Capacity: The concept is simple—it’s how much data you can cram onto the device or stack—but the units are unfortunately a hot mess. Capacity can be expressed in GiB, TiB, or PiB—so-called “gibibytes,” “tebibytes,” or “pibibytes”—but is typically expressed in more familiar GB, TB, or PB (that’s gigabytes, terabytes, or petabytes). The difference is that “mega,” “giga,” and “peta” is a decimal counting system based on powers of ten (so 1GB properly equals 1000^3 bytes, or exactly one billion bytes), whereas “gibi,” “tebi,” and “pibi” is a binary counting system based on powers of two (so one “gibibyte” is 1024^3 bytes, or 1,073,741,824 bytes). Filesystems almost universally use the powers of two (standard scientific notation), whereas storage device specifications are almost universally in powers of ten. There are complex historical reasons for the different ways of reckoning, but one reason the different capacity reckoning methods continue to exist is that it conveniently allows drive manufacturers to over-represent their devices’ capacities on the box in the store.
Security: For the most part, security only comes into play when you’re balancing cloud storage versus local storage.

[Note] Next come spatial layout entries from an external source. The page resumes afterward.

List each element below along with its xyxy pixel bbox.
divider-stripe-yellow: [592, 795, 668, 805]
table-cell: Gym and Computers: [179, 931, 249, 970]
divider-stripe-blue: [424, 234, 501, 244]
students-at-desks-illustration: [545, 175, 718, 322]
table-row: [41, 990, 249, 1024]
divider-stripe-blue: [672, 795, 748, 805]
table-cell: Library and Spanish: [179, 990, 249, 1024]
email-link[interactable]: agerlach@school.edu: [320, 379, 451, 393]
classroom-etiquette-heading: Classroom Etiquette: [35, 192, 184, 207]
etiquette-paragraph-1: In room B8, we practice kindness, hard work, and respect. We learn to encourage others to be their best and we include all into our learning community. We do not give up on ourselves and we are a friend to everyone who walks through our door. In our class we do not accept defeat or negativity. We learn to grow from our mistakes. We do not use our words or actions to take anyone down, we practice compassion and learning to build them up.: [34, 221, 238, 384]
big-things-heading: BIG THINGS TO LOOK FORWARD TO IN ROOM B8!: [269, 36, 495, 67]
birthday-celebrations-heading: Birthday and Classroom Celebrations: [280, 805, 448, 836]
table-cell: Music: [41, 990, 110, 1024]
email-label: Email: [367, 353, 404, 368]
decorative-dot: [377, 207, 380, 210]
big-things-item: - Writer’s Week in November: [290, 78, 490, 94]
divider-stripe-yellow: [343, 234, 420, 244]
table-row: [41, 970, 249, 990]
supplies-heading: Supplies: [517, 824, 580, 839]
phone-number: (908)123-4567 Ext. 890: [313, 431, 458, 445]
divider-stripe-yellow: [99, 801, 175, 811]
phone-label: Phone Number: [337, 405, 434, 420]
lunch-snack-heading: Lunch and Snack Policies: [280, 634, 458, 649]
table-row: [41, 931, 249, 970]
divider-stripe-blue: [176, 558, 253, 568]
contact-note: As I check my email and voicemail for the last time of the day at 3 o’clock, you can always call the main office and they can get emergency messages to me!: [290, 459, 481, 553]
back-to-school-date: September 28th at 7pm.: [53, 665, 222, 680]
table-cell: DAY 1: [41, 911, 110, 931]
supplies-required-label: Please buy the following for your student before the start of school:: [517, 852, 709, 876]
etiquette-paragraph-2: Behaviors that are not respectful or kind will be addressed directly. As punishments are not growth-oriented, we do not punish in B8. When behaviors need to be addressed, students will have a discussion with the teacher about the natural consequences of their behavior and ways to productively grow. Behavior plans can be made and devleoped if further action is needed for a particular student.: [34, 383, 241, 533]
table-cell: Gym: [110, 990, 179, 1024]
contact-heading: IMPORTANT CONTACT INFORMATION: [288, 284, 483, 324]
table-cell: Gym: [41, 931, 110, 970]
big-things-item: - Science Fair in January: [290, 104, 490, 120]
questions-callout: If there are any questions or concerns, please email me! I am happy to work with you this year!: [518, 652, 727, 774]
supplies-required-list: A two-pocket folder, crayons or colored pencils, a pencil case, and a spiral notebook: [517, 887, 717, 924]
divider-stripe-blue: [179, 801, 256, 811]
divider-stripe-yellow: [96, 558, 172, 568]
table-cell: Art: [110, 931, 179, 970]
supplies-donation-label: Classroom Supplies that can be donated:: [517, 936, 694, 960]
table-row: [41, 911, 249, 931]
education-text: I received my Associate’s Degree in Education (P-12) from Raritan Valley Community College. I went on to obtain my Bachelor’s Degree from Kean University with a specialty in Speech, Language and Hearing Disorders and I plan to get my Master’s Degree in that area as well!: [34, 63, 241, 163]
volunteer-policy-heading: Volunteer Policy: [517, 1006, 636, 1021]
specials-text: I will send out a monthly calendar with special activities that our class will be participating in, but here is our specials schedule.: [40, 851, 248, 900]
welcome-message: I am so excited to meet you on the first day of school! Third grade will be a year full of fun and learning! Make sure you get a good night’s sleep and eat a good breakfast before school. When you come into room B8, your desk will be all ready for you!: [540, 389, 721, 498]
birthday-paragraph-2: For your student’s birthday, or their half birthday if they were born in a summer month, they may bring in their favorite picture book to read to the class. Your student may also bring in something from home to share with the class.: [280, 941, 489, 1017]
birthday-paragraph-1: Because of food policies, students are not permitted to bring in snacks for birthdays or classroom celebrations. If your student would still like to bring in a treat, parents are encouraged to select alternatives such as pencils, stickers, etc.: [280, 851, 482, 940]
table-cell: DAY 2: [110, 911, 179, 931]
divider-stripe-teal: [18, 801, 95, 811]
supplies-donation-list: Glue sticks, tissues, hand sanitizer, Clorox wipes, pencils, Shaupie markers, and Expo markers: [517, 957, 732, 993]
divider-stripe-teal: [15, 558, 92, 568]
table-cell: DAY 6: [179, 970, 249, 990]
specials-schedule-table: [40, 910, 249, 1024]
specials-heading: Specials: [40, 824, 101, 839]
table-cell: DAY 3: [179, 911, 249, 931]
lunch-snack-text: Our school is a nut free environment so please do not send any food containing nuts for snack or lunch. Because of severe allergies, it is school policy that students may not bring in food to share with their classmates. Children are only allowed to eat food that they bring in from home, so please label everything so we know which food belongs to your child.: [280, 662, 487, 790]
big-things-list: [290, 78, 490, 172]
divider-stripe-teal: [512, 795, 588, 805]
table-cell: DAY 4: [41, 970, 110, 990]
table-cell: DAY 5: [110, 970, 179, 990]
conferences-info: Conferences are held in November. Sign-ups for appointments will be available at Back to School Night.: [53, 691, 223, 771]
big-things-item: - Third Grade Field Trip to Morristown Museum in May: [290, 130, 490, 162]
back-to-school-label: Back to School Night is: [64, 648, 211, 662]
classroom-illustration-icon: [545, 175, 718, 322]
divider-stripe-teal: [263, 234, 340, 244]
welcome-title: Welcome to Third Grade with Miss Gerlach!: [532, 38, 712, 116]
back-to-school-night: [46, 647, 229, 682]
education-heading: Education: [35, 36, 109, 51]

With highly confidential data, on-premises storage may be more tightly locked down, with physical access strictly limited to only the personnel who work directly for a company and have an actual need for that physical access. Cloud storage, by contrast, typically involves a much larger set of personnel having physical access, who may not work directly for the company that owns the data. Security can be a huge concern of the company that owns the data or a regulatory concern handed down from overseeing bodies, such as HIPAA or PCI DSS.
Enterprise administrators face an increasingly vast variety of storage types and an equally varied list of services to support with different I/O metrics to meet. A large file share might need massive scale and decent throughput as cheaply as it can be gotten but also must tolerate latency penalties. A private email server might need fairly massive storage with good latency and throughput but have a relatively undemanding IOPS profile. A database-backed application might not need to move much data, but it might also require very low latency while under an incredibly punishing IOPS profile.
If we only had these three services to deploy, the job seems simple: put the big, non-confidential file share on relatively cheap Amazon S3 buckets, the private mail server on local spinning rust (that’s storage admin speak for traditional hard disk drives), and throw the database on local SSDs. Done! But like most “simple” problems, this gets increasingly more complex and difficult to manage as the number of variables scale out. Even a small business with fewer than fifty employees might easily have many dozens of business-critical services; an enterprise typically has thousands.
With thousands of services competing for resources with differing performance and confidentiality targets—some long-running, others relatively ephemeral and likely only being up for days or weeks at a time—management of the underlying storage rapidly outpaces the human ability to make informed and useful changes. Management effort quickly falls back to best-effort, “shotgun” approaches tailored to the preferences of the organization or department—spend too much but get high performance and/or minimal maintenance requirements in return; or gamble on cheaper services, hoping that the cost savings outweigh penalties in missed performance targets or increased IT payroll.